Gli Uiguri sono una minoranza etnica turcofona di fede musulmana che risiede nel nord-ovest della Cina nella regione dello Xinjiang, dove rappresentano meno della metà della popolazione della regione, mentre il restante sono persone appartenenti al gruppo etnico degli Han, la cui migrazione di massa degli ultimi decenni, nello Xinjiang ha rappresentato una minaccia per la cultura degli stessi uiguri.

Negli anni sono stati diversi gli scontri tra i due gruppi etnici, così come i tentativi da parte degli Uiguri di ottenere l’indipendenza, sempre repressi dal governo cinese.

Una repressione quella nei confronti della minoranza musulmana, divenuta più forte nei primi anni 2000, con i primi attacchi terroristici da parte degli estremisti islamici, e che portarono all’esilio e alla detenzione di migliaia di Uiguri, i quali  denunciarono da subito la sistematica violazione dei diritti umani da parte delle autorità cinesi che reprimono ogni forma di espressione culturale del popolo uiguro.

Nel corso del 2018 si sono intensificate le polemiche sulla detenzione di un gran numero di uiguri in campi di “trasformazione attraverso l’educazione” e sull’esatta natura di questi campi, di cui solo negli ultimi anni si è venuti a conoscenza.
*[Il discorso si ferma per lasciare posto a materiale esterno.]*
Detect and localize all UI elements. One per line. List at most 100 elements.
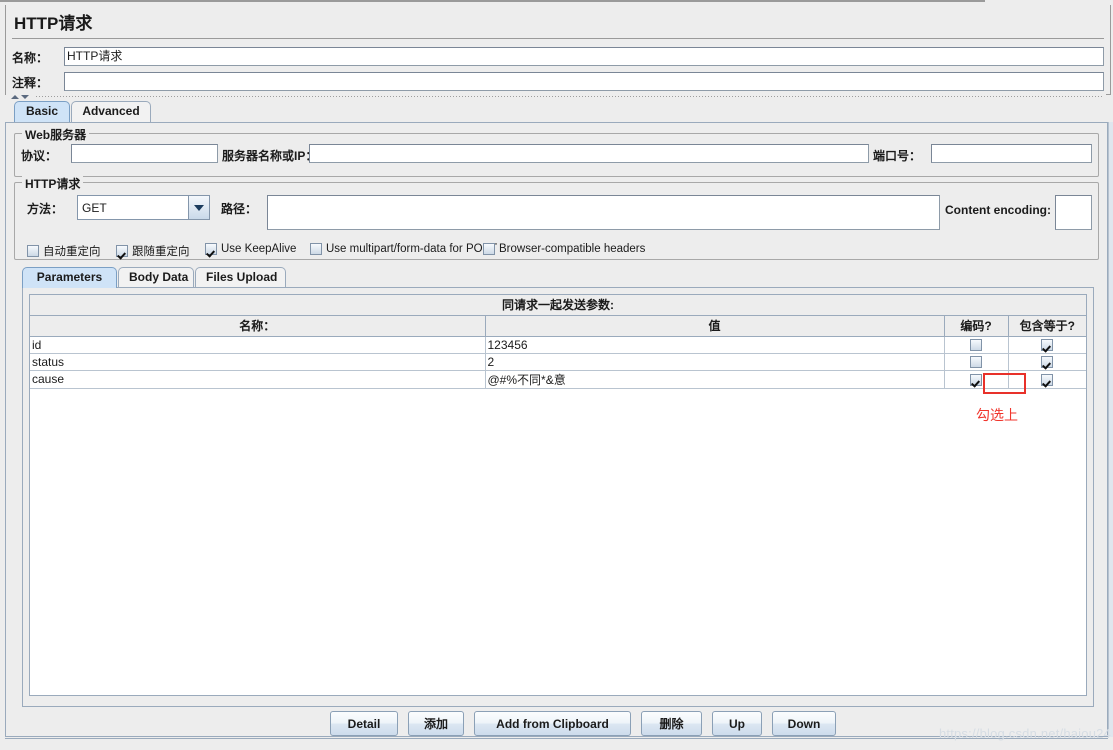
- vertical-scrollbar[interactable]: [1108, 122, 1113, 737]
- table-action-buttons: Detail 添加 Add from Clipboard 删除 Up Down: [330, 711, 836, 736]
- param-encode-cell[interactable]: [944, 370, 1009, 389]
- collapse-down-icon[interactable]: [21, 95, 29, 99]
- use-multipart-label: Use multipart/form-data for POST: [326, 243, 498, 255]
- param-value-cell[interactable]: 2: [485, 353, 945, 371]
- split-pane-divider[interactable]: [6, 92, 1106, 101]
- param-include-equals-cell[interactable]: [1008, 353, 1086, 371]
- tab-advanced[interactable]: Advanced: [71, 101, 151, 122]
- param-include-equals-cell[interactable]: [1008, 370, 1086, 389]
- tab-body-data-label: Body Data: [129, 270, 189, 284]
- column-header-include-equals[interactable]: 包含等于?: [1008, 316, 1086, 337]
- auto-redirect-label: 自动重定向: [43, 246, 101, 258]
- encode-checkbox[interactable]: [970, 373, 982, 386]
- table-row[interactable]: id 123456: [30, 336, 1086, 354]
- port-input[interactable]: [931, 144, 1092, 163]
- content-encoding-input[interactable]: [1055, 195, 1092, 230]
- add-from-clipboard-button[interactable]: Add from Clipboard: [474, 711, 631, 736]
- http-request-group-title: HTTP请求: [22, 175, 84, 192]
- add-button[interactable]: 添加: [408, 711, 464, 736]
- encode-checkbox[interactable]: [970, 339, 982, 352]
- http-request-group: HTTP请求 方法： GET 路径： Content encoding: 自动重…: [14, 175, 1099, 260]
- port-label: 端口号：: [873, 149, 922, 163]
- include-equals-checkbox[interactable]: [1041, 373, 1054, 386]
- comment-label: 注释：: [12, 76, 49, 90]
- table-row[interactable]: status 2: [30, 353, 1086, 371]
- tab-advanced-label: Advanced: [82, 104, 140, 118]
- auto-redirect-checkbox-box[interactable]: [27, 245, 39, 257]
- header-panel: HTTP请求 名称： HTTP请求 注释：: [5, 5, 1111, 95]
- comment-input[interactable]: [64, 72, 1104, 91]
- parameters-table-caption: 同请求一起发送参数:: [30, 295, 1086, 316]
- web-server-group: Web服务器 协议： 服务器名称或IP： 端口号：: [14, 126, 1099, 177]
- param-include-equals-cell[interactable]: [1008, 336, 1086, 354]
- jmeter-http-request-window: HTTP请求 名称： HTTP请求 注释： Basic Advanced Web…: [0, 0, 1113, 750]
- collapse-up-icon[interactable]: [11, 95, 19, 99]
- param-value-cell[interactable]: @#%不同*&意: [485, 370, 945, 389]
- parameters-table: 名称： 值 编码? 包含等于? id 123456 status 2 cause…: [30, 316, 1086, 389]
- tab-basic-label: Basic: [25, 104, 59, 118]
- browser-compatible-headers-label: Browser-compatible headers: [499, 243, 646, 255]
- up-button[interactable]: Up: [712, 711, 762, 736]
- use-multipart-checkbox-box[interactable]: [310, 243, 322, 255]
- checkbox-auto-redirect[interactable]: 自动重定向: [27, 243, 101, 259]
- tab-files-upload-label: Files Upload: [206, 270, 278, 284]
- param-encode-cell[interactable]: [944, 336, 1009, 354]
- annotation-label: 勾选上: [976, 407, 1018, 423]
- checkbox-follow-redirect[interactable]: 跟随重定向: [116, 243, 190, 259]
- basic-tab-content: Web服务器 协议： 服务器名称或IP： 端口号： HTTP请求 方法： GET…: [5, 122, 1108, 737]
- delete-button[interactable]: 删除: [641, 711, 702, 736]
- param-value-cell[interactable]: 123456: [485, 336, 945, 354]
- page-title: HTTP请求: [14, 14, 93, 33]
- tab-body-data[interactable]: Body Data: [118, 267, 194, 288]
- checkbox-browser-compatible-headers[interactable]: Browser-compatible headers: [483, 243, 645, 255]
- param-name-cell[interactable]: cause: [30, 370, 486, 389]
- protocol-label: 协议：: [21, 149, 58, 163]
- parameters-panel: 同请求一起发送参数: 名称： 值 编码? 包含等于? id 123456 sta…: [22, 287, 1094, 707]
- browser-compatible-headers-checkbox-box[interactable]: [483, 243, 495, 255]
- table-row[interactable]: cause @#%不同*&意: [30, 370, 1086, 389]
- include-equals-checkbox[interactable]: [1041, 339, 1054, 352]
- path-label: 路径：: [221, 202, 258, 216]
- detail-button[interactable]: Detail: [330, 711, 398, 736]
- tab-parameters[interactable]: Parameters: [22, 267, 117, 288]
- include-equals-checkbox[interactable]: [1041, 356, 1054, 369]
- method-combobox[interactable]: GET: [77, 195, 210, 220]
- parameters-table-header-row: 名称： 值 编码? 包含等于?: [30, 316, 1086, 337]
- down-button[interactable]: Down: [772, 711, 836, 736]
- name-input[interactable]: HTTP请求: [64, 47, 1104, 66]
- comment-field-row: 注释：: [12, 72, 1104, 92]
- param-encode-cell[interactable]: [944, 353, 1009, 371]
- path-input[interactable]: [267, 195, 940, 230]
- protocol-input[interactable]: [71, 144, 218, 163]
- outer-tabstrip: Basic Advanced: [14, 101, 514, 122]
- column-header-value[interactable]: 值: [485, 316, 945, 337]
- parameters-table-container: 同请求一起发送参数: 名称： 值 编码? 包含等于? id 123456 sta…: [29, 294, 1087, 696]
- param-name-cell[interactable]: id: [30, 336, 486, 354]
- param-name-cell[interactable]: status: [30, 353, 486, 371]
- follow-redirect-checkbox-box[interactable]: [116, 245, 128, 257]
- column-header-encode[interactable]: 编码?: [944, 316, 1009, 337]
- window-top-border: [0, 0, 985, 2]
- server-input[interactable]: [309, 144, 869, 163]
- column-header-name[interactable]: 名称：: [30, 316, 486, 337]
- web-server-group-title: Web服务器: [22, 126, 90, 143]
- encode-checkbox[interactable]: [970, 356, 982, 369]
- chevron-down-icon[interactable]: [188, 196, 209, 219]
- name-field-row: 名称： HTTP请求: [12, 47, 1104, 67]
- follow-redirect-label: 跟随重定向: [132, 246, 190, 258]
- content-encoding-label: Content encoding:: [945, 203, 1051, 217]
- name-label: 名称：: [12, 51, 49, 65]
- tab-files-upload[interactable]: Files Upload: [195, 267, 286, 288]
- use-keepalive-checkbox-box[interactable]: [205, 243, 217, 255]
- use-keepalive-label: Use KeepAlive: [221, 243, 297, 255]
- tab-basic[interactable]: Basic: [14, 101, 70, 122]
- tab-parameters-label: Parameters: [36, 270, 103, 284]
- method-combobox-value: GET: [82, 200, 107, 215]
- divider-dots: [36, 96, 1104, 97]
- method-label: 方法：: [27, 202, 64, 216]
- checkbox-use-keepalive[interactable]: Use KeepAlive: [205, 243, 296, 255]
- server-label: 服务器名称或IP：: [222, 149, 318, 163]
- inner-tabstrip: Parameters Body Data Files Upload: [22, 267, 622, 288]
- watermark-text: https://blog.csdn.net/haiou24: [938, 726, 1111, 741]
- checkbox-use-multipart[interactable]: Use multipart/form-data for POST: [310, 243, 497, 255]
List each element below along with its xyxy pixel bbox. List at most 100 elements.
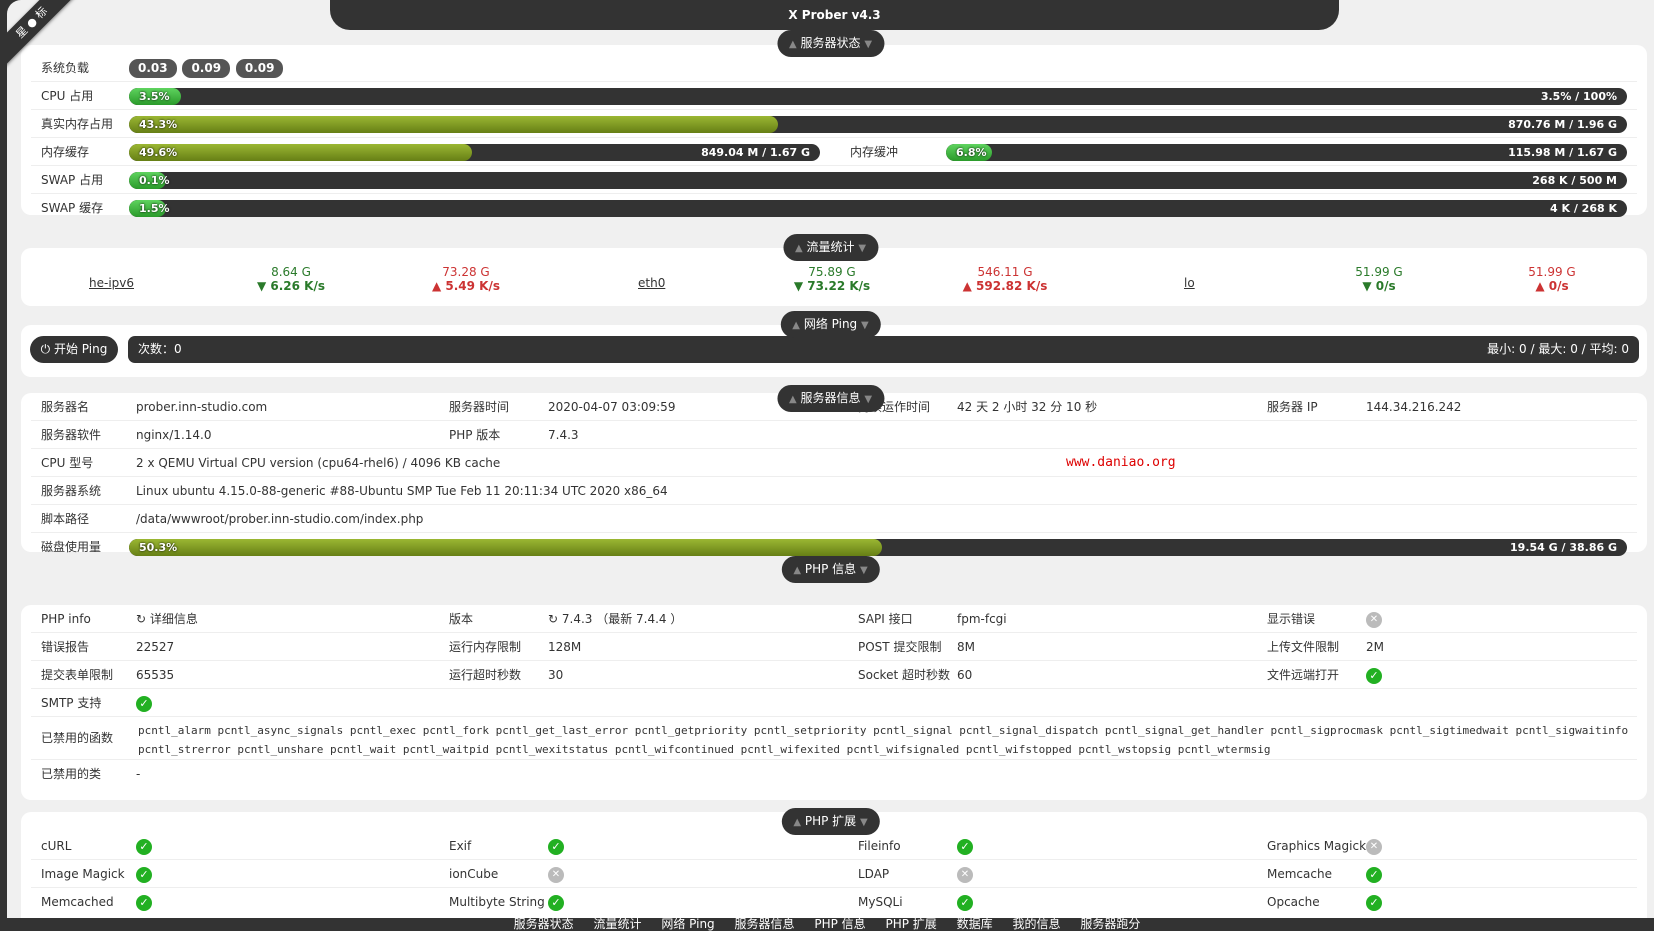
ext-ldap-label: LDAP	[858, 867, 890, 881]
server-name-label: 服务器名	[41, 400, 90, 414]
form-limit-label: 提交表单限制	[41, 668, 114, 682]
socket-timeout-label: Socket 超时秒数	[858, 668, 950, 682]
nav-ping[interactable]: 网络 Ping	[661, 917, 714, 931]
script-path-value: /data/wwwroot/prober.inn-studio.com/inde…	[136, 512, 424, 526]
ext-memcache-status: ✓	[1366, 860, 1382, 888]
sapi-label: SAPI 接口	[858, 612, 913, 626]
server-os-label: 服务器系统	[41, 484, 102, 498]
mem-cache-fill	[129, 144, 472, 161]
mem-buffer-total: 115.98 M / 1.67 G	[1508, 146, 1617, 159]
real-mem-row: 真实内存占用 43.3% 870.76 M / 1.96 G	[31, 110, 1637, 138]
swap-used-pct: 0.1%	[139, 174, 170, 187]
php-version-label: PHP 版本	[449, 428, 501, 442]
php-info-row-1: PHP info ↻ 详细信息 版本 ↻ 7.4.3 （最新 7.4.4 ） S…	[31, 605, 1637, 633]
phpinfo-label: PHP info	[41, 612, 91, 626]
ext-exif-status: ✓	[548, 832, 564, 860]
remote-open-label: 文件远端打开	[1267, 668, 1340, 682]
nav-my-info[interactable]: 我的信息	[1012, 917, 1060, 931]
phpinfo-detail-link[interactable]: ↻ 详细信息	[136, 605, 198, 633]
ext-memcached-status: ✓	[136, 888, 152, 916]
real-mem-total: 870.76 M / 1.96 G	[1508, 118, 1617, 131]
ext-memcached-label: Memcached	[41, 895, 114, 909]
check-icon: ✓	[957, 894, 973, 911]
server-info-card: 服务器名 prober.inn-studio.com 服务器时间 2020-04…	[21, 393, 1647, 556]
disk-usage-bar: 50.3% 19.54 G / 38.86 G	[129, 539, 1627, 556]
real-mem-bar: 43.3% 870.76 M / 1.96 G	[129, 116, 1627, 133]
ping-stats: 最小: 0 / 最大: 0 / 平均: 0	[1487, 342, 1629, 356]
ext-mbstring-status: ✓	[548, 888, 564, 916]
section-badge-traffic[interactable]: ▲ 流量统计 ▼	[782, 234, 879, 261]
ext-opcache-label: Opcache	[1267, 895, 1320, 909]
server-software-label: 服务器软件	[41, 428, 102, 442]
cpu-pct: 3.5%	[139, 90, 170, 103]
load-1: 0.03	[129, 59, 177, 78]
error-report-value: 22527	[136, 640, 175, 654]
disk-usage-label: 磁盘使用量	[41, 540, 102, 554]
section-badge-ping[interactable]: ▲ 网络 Ping ▼	[780, 311, 881, 338]
nav-benchmark[interactable]: 服务器跑分	[1080, 917, 1140, 931]
swap-used-label: SWAP 占用	[41, 173, 104, 187]
mem-buffer-pct: 6.8%	[956, 146, 987, 159]
check-icon: ✓	[136, 894, 152, 911]
cpu-model-value: 2 x QEMU Virtual CPU version (cpu64-rhel…	[136, 456, 501, 470]
section-badge-server-status[interactable]: ▲ 服务器状态 ▼	[776, 30, 885, 57]
traffic-iface-he-ipv6[interactable]: he-ipv6	[89, 276, 134, 290]
mem-cache-pct: 49.6%	[139, 146, 178, 159]
traffic-tx-he-ipv6: 73.28 G ▲ 5.49 K/s	[431, 265, 500, 293]
ping-result-bar: 次数：0 最小: 0 / 最大: 0 / 平均: 0	[128, 336, 1639, 363]
mem-buffer-label: 内存缓冲	[850, 145, 899, 159]
ext-row-2: Image Magick ✓ ionCube ✕ LDAP ✕ Memcache…	[31, 860, 1637, 888]
section-badge-server-info[interactable]: ▲ 服务器信息 ▼	[776, 385, 885, 412]
swap-cache-pct: 1.5%	[139, 202, 170, 215]
ext-fileinfo-status: ✓	[957, 832, 973, 860]
traffic-iface-eth0[interactable]: eth0	[638, 276, 665, 290]
check-icon: ✓	[136, 695, 152, 712]
load-label: 系统负载	[41, 61, 90, 75]
nav-php-info[interactable]: PHP 信息	[814, 917, 865, 931]
nav-server-info[interactable]: 服务器信息	[735, 917, 795, 931]
smtp-label: SMTP 支持	[41, 696, 102, 710]
cpu-row: CPU 占用 3.5% 3.5% / 100%	[31, 82, 1637, 110]
swap-used-row: SWAP 占用 0.1% 268 K / 500 M	[31, 166, 1637, 194]
ext-ldap-status: ✕	[957, 860, 973, 888]
check-icon: ✓	[136, 838, 152, 855]
nav-database[interactable]: 数据库	[957, 917, 993, 931]
server-name-value: prober.inn-studio.com	[136, 400, 268, 414]
traffic-rx-eth0: 75.89 G ▼ 73.22 K/s	[793, 265, 871, 293]
check-icon: ✓	[957, 838, 973, 855]
mem-buffer-bar: 6.8% 115.98 M / 1.67 G	[946, 144, 1627, 161]
ext-mysqli-label: MySQLi	[858, 895, 903, 909]
php-version-value: 7.4.3	[548, 428, 579, 442]
php-ver-value[interactable]: ↻ 7.4.3 （最新 7.4.4 ）	[548, 605, 682, 633]
upload-limit-label: 上传文件限制	[1267, 640, 1340, 654]
timeout-value: 30	[548, 668, 564, 682]
start-ping-button[interactable]: ⏻ 开始 Ping	[30, 336, 118, 363]
nav-server-status[interactable]: 服务器状态	[514, 917, 574, 931]
ext-fileinfo-label: Fileinfo	[858, 839, 901, 853]
server-software-value: nginx/1.14.0	[136, 428, 212, 442]
ext-mbstring-label: Multibyte String	[449, 895, 545, 909]
disabled-icon: ✕	[957, 866, 973, 883]
mem-cache-label: 内存缓存	[41, 145, 90, 159]
php-info-row-2: 错误报告 22527 运行内存限制 128M POST 提交限制 8M 上传文件…	[31, 633, 1637, 661]
section-badge-php-info[interactable]: ▲ PHP 信息 ▼	[781, 556, 880, 583]
nav-traffic[interactable]: 流量统计	[593, 917, 641, 931]
ext-imagick-status: ✓	[136, 860, 152, 888]
ext-row-1: cURL ✓ Exif ✓ Fileinfo ✓ Graphics Magick…	[31, 832, 1637, 860]
main-frame: 星 ● 标 系统负载 0.03 0.09 0.09 CPU 占用 3.5% 3.…	[7, 0, 1654, 918]
smtp-status: ✓	[136, 689, 152, 717]
display-errors-status: ✕	[1366, 605, 1382, 633]
server-status-card: 系统负载 0.03 0.09 0.09 CPU 占用 3.5% 3.5% / 1…	[21, 45, 1647, 217]
swap-cache-row: SWAP 缓存 1.5% 4 K / 268 K	[31, 194, 1637, 222]
traffic-iface-lo[interactable]: lo	[1184, 276, 1195, 290]
swap-cache-label: SWAP 缓存	[41, 201, 104, 215]
ext-gmagick-label: Graphics Magick	[1267, 839, 1367, 853]
php-info-row-3: 提交表单限制 65535 运行超时秒数 30 Socket 超时秒数 60 文件…	[31, 661, 1637, 689]
check-icon: ✓	[548, 838, 564, 855]
real-mem-pct: 43.3%	[139, 118, 178, 131]
ext-imagick-label: Image Magick	[41, 867, 125, 881]
server-ip-label: 服务器 IP	[1267, 400, 1318, 414]
nav-php-ext[interactable]: PHP 扩展	[886, 917, 937, 931]
section-badge-php-ext[interactable]: ▲ PHP 扩展 ▼	[781, 808, 880, 835]
load-row: 系统负载 0.03 0.09 0.09	[31, 54, 1637, 82]
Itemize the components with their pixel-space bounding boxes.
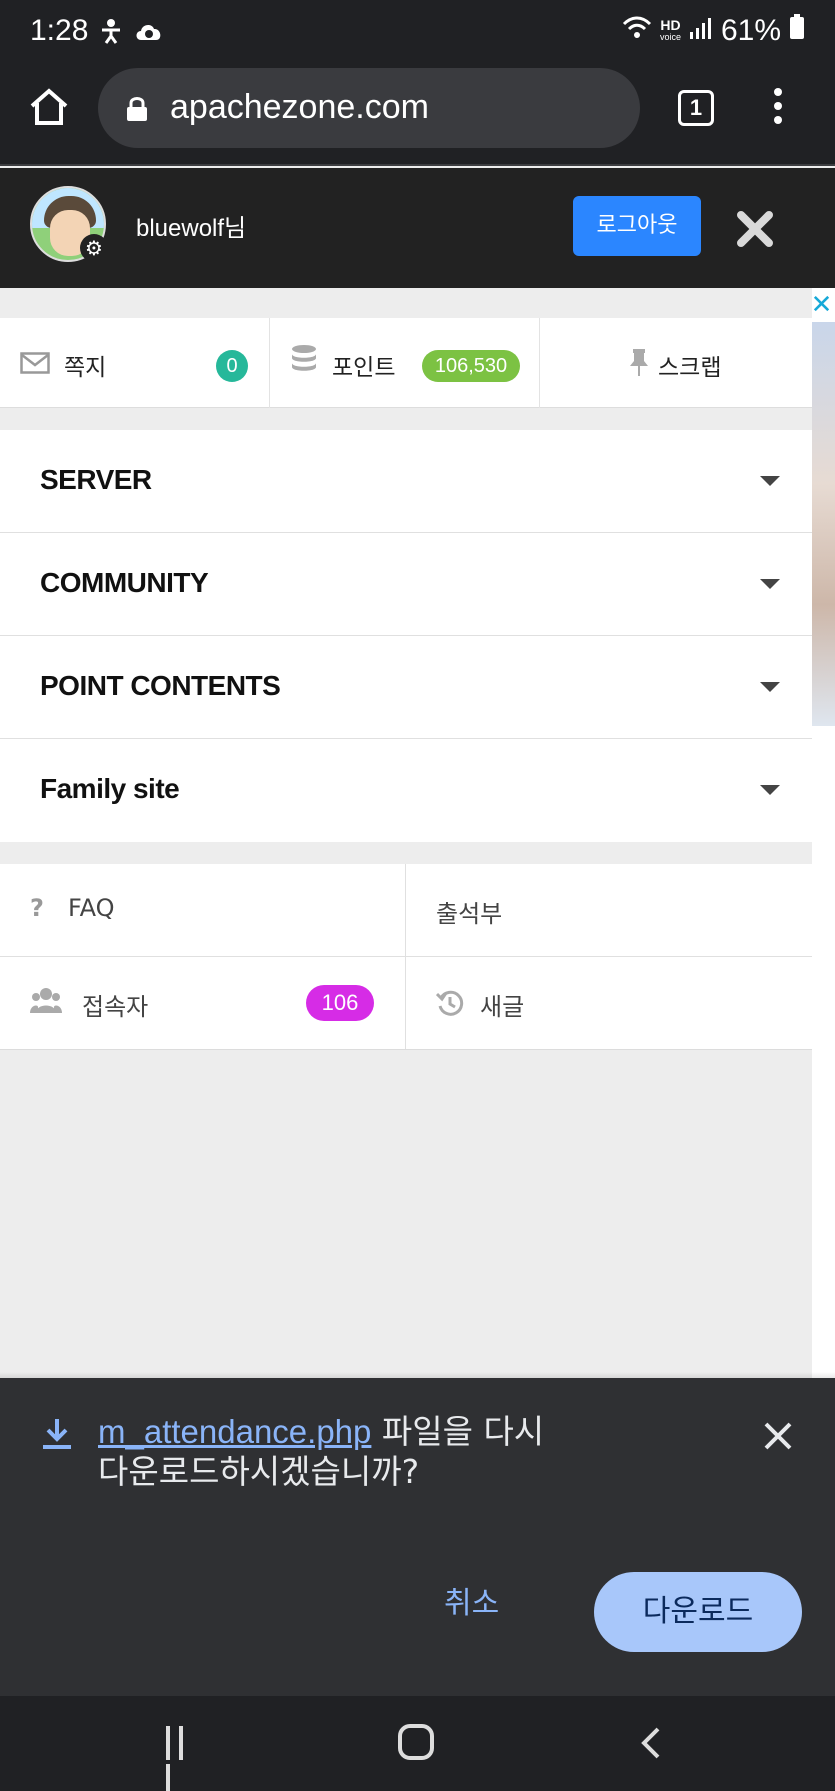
cancel-button[interactable]: 취소 (444, 1574, 499, 1634)
tab-switcher-button[interactable]: 1 (678, 90, 714, 126)
signal-icon (689, 14, 713, 48)
caret-down-icon (760, 785, 780, 795)
recent-apps-icon[interactable] (166, 1726, 200, 1791)
download-message: m_attendance.php 파일을 다시 다운로드하시겠습니까? (98, 1412, 545, 1491)
download-icon (40, 1416, 74, 1452)
download-prompt-sheet: m_attendance.php 파일을 다시 다운로드하시겠습니까? 취소 다… (0, 1378, 835, 1696)
points-badge: 106,530 (422, 350, 520, 382)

Genocidio culturale degli Uiguri: la reazione del governo cinese

Genocidio culturale degli Uiguri
Genocidio culturale degli Uiguri

Una questione quella degli Uiguri, che il governo cinese ha dapprima negato l’esistenza, per poi ridimensionare definendo quei campi “campi di lavoro e di rieducazione”.

La Cina ha inoltre condannato e respinto la mozione del Canada, secondo un rapporto della Reuters,oltre a citare il portavoce del ministero degli Esteri Wang Wenbin che ha detto che la Cina aveva presentato “rappresentazioni severe” con il Canada.